Dużo by pisać, a wiele osób o to pyta.
Ogólnie ludzie w porządku, personel w sumie okey, terapeutka fajna, dobrze się z nią dogaduję.
Aktualnie 'rządzę' na oddziale
Wiem, że jęcze jak nie wiem co, ale od tego jest ten temat.
Przez 5 dni myślałam o nim, ale w kategoriach "czy nic mu sie nie stało" czyli w miare spokojnie było.
ale dziś się odezwał. i myślę o tym że mam ochotę go przytulić, i pocałować. I że jakby tu przyjechał to bym głupio się czuła to robiąc.
[Dodane po edycji:]
Taa, mój kumpel stwierdził że ciągnie mnie do takich przez ojca alkoholika. Ale bez kitu!
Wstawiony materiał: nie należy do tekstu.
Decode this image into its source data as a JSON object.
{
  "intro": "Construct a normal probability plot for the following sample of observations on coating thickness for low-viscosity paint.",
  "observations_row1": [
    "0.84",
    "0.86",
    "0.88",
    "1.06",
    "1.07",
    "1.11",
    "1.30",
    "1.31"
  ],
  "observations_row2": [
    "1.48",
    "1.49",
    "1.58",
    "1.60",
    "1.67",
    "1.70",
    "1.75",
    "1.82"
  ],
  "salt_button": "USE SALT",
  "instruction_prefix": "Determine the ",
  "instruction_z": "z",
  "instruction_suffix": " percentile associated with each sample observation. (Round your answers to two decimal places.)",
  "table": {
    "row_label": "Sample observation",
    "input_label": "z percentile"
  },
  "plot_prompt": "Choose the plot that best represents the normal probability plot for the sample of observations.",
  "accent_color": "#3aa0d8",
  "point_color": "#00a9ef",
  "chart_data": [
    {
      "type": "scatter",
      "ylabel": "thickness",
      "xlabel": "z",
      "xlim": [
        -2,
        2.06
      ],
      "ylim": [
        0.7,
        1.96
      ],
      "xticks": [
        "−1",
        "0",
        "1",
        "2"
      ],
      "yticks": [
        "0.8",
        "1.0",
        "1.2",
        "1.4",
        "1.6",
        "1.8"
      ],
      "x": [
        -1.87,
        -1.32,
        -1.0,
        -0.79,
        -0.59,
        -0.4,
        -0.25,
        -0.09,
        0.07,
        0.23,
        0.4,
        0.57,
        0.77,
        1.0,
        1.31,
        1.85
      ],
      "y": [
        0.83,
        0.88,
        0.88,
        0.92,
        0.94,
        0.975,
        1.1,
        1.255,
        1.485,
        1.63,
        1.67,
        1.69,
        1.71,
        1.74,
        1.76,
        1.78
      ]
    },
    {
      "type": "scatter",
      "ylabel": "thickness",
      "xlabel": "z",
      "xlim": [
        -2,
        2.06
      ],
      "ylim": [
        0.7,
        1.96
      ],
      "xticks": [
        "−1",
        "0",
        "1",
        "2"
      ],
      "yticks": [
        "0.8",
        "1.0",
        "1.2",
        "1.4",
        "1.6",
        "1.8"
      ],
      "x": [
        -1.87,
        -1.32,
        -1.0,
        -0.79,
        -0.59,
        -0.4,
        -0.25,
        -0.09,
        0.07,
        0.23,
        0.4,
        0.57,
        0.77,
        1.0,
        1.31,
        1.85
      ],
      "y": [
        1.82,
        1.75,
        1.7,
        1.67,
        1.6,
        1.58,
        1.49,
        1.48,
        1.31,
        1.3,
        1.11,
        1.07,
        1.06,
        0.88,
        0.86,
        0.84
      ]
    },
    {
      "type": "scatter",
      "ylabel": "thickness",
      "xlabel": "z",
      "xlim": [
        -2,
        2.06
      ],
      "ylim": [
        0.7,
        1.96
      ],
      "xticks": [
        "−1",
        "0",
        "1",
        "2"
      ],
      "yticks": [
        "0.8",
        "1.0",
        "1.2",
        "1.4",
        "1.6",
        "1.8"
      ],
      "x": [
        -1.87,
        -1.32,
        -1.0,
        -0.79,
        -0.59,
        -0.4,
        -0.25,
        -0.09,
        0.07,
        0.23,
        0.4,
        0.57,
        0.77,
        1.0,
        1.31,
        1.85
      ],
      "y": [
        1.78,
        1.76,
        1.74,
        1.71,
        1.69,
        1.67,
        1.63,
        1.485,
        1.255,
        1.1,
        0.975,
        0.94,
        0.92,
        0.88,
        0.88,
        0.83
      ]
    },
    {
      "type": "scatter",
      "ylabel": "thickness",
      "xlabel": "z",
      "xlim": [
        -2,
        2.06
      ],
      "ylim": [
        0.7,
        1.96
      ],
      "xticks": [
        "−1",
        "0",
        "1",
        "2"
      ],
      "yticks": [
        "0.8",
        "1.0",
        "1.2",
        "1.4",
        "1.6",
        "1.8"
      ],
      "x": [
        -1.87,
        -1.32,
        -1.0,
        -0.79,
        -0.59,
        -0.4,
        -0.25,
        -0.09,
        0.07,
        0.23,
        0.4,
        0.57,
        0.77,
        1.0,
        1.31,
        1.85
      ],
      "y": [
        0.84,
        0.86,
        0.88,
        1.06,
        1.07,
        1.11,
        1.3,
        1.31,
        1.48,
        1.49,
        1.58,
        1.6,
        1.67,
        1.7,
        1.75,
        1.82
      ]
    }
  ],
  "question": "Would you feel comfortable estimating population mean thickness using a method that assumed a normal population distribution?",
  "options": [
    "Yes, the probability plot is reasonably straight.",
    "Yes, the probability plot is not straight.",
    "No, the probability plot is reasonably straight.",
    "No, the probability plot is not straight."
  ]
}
Do takich mnie ciągnie!
KURWA MAĆ czemu ja tak się tak martwie o pewnego chłopaka. Doprowadza mnie to do szału, tym bardziej że robi coś a obiecał że nie będzie tego robił. Niby dla mnie też marihuana to nie narkotyk, ale kurwa zawsze coś.
[Dodane po edycji:]
Czemu zakochuje sie zawsze w eeeee.... 'złych' chłopcach (idiotycznie to brzmi) i czemu nie potrafię o nich zapomnieć. Szczególnie o nim.